Protecting the enchanted item or items is equally as vital as protecting the vessel. If the item is destroyed, the body collapses, the ghost cannot control it, and the ghost is no longer bound to it. Perdo Vim magic that cancels the magic without destroying the device can also bring ruin upon the living corpse. As soon as the ghost is unbound from the vessel, either because the vessel is broken or the magic that connects the two ends, the ghost departs. If the Perdo Vim magic that canceled the enchanted item's effects is not permanent, the enchanted item might activate its spell-like effects if the linking triggers' conditions are met. However, the ghost is most likely not in proximity, and the enchanted item will not be able to target the ghost.
Ghosts themselves are susceptible to

Perdo Vim magic that destroys Might, and the living corpse is no exception. Might destroyed by Perdo Vim spells is permanently lost, and the living corpse also loses Qualities equal to the number of lost points, further decreasing its power. If the living corpse's Magic Might is reduced to 0 through Perdo Vim spells, the ghost is permanently destroyed, erased from the supernatural fabric of Mythic Europe.

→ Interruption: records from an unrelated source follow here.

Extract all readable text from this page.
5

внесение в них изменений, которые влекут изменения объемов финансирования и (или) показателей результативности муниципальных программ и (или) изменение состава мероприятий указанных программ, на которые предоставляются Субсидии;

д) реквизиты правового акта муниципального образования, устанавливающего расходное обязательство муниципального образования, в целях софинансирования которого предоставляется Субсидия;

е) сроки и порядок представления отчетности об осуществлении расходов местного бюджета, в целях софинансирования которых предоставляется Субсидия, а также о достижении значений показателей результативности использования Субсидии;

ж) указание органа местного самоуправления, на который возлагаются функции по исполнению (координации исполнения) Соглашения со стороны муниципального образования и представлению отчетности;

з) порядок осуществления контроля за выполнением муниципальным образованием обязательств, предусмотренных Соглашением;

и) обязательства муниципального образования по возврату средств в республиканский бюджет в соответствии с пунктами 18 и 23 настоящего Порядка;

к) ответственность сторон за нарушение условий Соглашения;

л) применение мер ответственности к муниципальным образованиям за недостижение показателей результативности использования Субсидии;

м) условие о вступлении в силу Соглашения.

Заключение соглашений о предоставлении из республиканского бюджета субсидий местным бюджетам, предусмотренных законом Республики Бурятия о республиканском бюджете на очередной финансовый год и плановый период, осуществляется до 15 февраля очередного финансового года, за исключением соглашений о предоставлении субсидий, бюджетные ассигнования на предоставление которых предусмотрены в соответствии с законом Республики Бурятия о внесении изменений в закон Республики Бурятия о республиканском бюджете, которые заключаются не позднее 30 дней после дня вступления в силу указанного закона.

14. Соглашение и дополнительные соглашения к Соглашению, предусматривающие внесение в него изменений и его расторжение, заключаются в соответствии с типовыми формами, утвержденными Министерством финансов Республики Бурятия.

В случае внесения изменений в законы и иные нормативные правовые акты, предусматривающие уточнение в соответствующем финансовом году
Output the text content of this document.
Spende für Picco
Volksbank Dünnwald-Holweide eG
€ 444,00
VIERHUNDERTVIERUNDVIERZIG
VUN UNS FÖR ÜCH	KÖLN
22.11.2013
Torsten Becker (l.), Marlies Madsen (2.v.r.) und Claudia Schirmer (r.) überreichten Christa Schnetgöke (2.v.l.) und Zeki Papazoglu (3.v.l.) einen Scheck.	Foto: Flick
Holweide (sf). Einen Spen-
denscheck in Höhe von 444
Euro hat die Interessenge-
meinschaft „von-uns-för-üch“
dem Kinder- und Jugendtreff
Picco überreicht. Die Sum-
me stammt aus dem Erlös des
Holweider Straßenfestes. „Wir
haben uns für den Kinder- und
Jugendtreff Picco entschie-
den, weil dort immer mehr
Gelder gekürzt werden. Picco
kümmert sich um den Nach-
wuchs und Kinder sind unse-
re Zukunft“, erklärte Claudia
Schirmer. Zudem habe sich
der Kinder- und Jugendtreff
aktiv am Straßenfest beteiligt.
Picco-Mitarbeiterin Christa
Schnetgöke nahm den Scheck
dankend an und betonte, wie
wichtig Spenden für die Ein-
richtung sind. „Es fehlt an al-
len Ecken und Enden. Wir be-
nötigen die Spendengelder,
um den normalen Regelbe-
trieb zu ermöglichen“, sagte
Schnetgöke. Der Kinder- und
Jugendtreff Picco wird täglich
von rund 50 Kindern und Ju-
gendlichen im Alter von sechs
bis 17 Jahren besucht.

Rego Vim and Rego Mentem spells are also problematic, although not as dangerous as Perdo Vim spells. Rego Vim and Rego Mentem wards prevent a living corpse from entering (or exiting), provided the spells are strong enough and carry enough Penetration to affect the living corpse. Because a living corpse is a combination of ghost and corpse, Mentem spells that summon and bind a ghost are also a threat. It is possible that a Rego Mentem spell more powerful than the one initially used to bind the spirit could control a living corpse.